1. The ping that cost me a PTQ Top 8
When I was an up and coming grinder in Ontario, Canada, we used to have these super large Pro Tour Qualifier events that fed the eventual winner into the next Pro Tour. I would play 6-10 PTQs a season and while they started off as 30-40 player events, they would ultimately become ~300-400 player events before being replaced by the much better Regional PTQ system.
I was playing one of these so called PTQs in Kitchener against a local in the final game of our match. I had rushed the end of my opponent’s turn and forgot to tap my Vithian Stinger to deal a damage to him. The game would end up being immensely close and every line I could take would leave him at one life. This was a win and in, and would have been my third PTQ Top 8.
Saying I was frustrated with myself was an understatement. From that point forward, I have always made a point to keep reciting to myself what my end of turn plays will be. I may not be the best Magic player in the world, but just try and catch me missing an end step activation, it’s just not going to happen!
2. The Serum Visions that cost me $1000 and a Super Sunday Series Top 8
The last stop of GPs in the 2015-2016 season was GP Montreal with the full Shadows block limited experience. I had spent countless nights preparing by drafting and building sealed pools. At the actual event, I must have received somewhere around seven playable cards and was promptly out of the tournament before you could spell GET REKT.

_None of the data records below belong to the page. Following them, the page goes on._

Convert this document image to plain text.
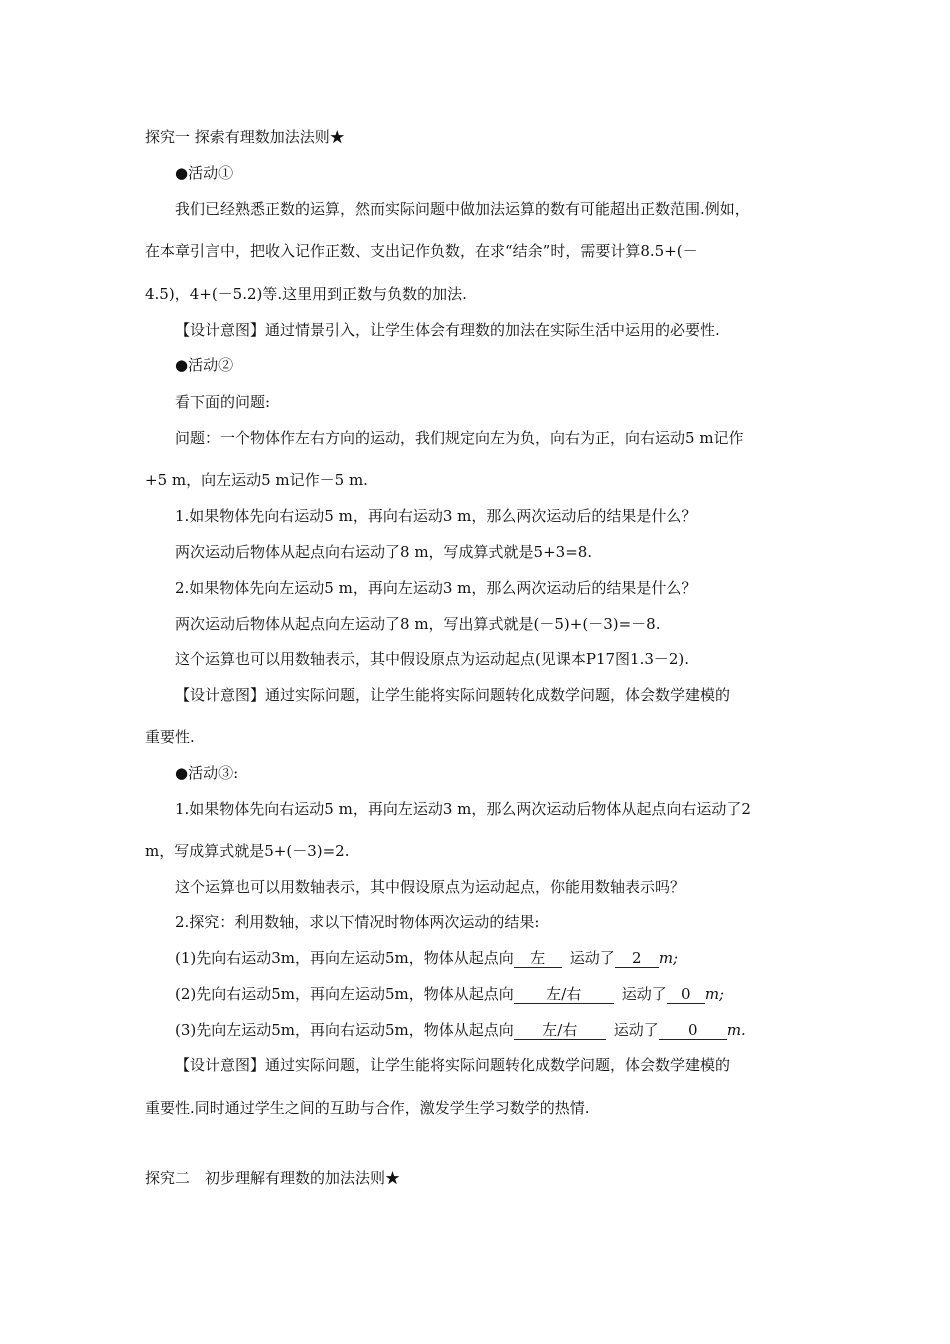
探究一 探索有理数加法法则★
●活动①
我们已经熟悉正数的运算，然而实际问题中做加法运算的数有可能超出正数范围.例如，
在本章引言中，把收入记作正数、支出记作负数，在求“结余”时，需要计算8.5+(－
4.5)，4+(－5.2)等.这里用到正数与负数的加法.
【设计意图】通过情景引入，让学生体会有理数的加法在实际生活中运用的必要性.
●活动②
看下面的问题:
问题：一个物体作左右方向的运动，我们规定向左为负，向右为正，向右运动5 m记作
+5 m，向左运动5 m记作－5 m.
1.如果物体先向右运动5 m，再向右运动3 m，那么两次运动后的结果是什么？
两次运动后物体从起点向右运动了8 m，写成算式就是5+3=8.
2.如果物体先向左运动5 m，再向左运动3 m，那么两次运动后的结果是什么？
两次运动后物体从起点向左运动了8 m，写出算式就是(－5)+(－3)=－8.
这个运算也可以用数轴表示，其中假设原点为运动起点(见课本P17图1.3－2).
【设计意图】通过实际问题，让学生能将实际问题转化成数学问题，体会数学建模的
重要性.
●活动③:
1.如果物体先向右运动5 m，再向左运动3 m，那么两次运动后物体从起点向右运动了2
m，写成算式就是5+(－3)=2.
这个运算也可以用数轴表示，其中假设原点为运动起点，你能用数轴表示吗？
2.探究：利用数轴，求以下情况时物体两次运动的结果:
(1)先向右运动3m，再向左运动5m，物体从起点向 左 运动了 2 m;
(2)先向右运动5m，再向左运动5m，物体从起点向 左/右	运动了 0 m;
(3)先向左运动5m，再向右运动5m，物体从起点向 左/右 运动了 0 m.
【设计意图】通过实际问题，让学生能将实际问题转化成数学问题，体会数学建模的
重要性.同时通过学生之间的互助与合作，激发学生学习数学的热情.
探究二　初步理解有理数的加法法则★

Thankfully, I had another shot to redeem myself in a Qualifier for the Super Sunday Series. I opened a medium pool which and made the Top 8, where I was able to get the 3-0 and the invite.
The tournament itself took place in Seattle. After an unimpressive 1-1-1 in Kaladesh booster draft, I was able to start off Modern 3-0 and play a win and in. I was playing the U/R Spells deck (not to be confused with Storm) against Lantern Control. I got my opponent to one life and they topdecked Ensnaring Bridge and put it into play. I asked them how many cards in their hand and they said one. At that moment, my brain told me that the card didn’t matter and that is dangerous thinking.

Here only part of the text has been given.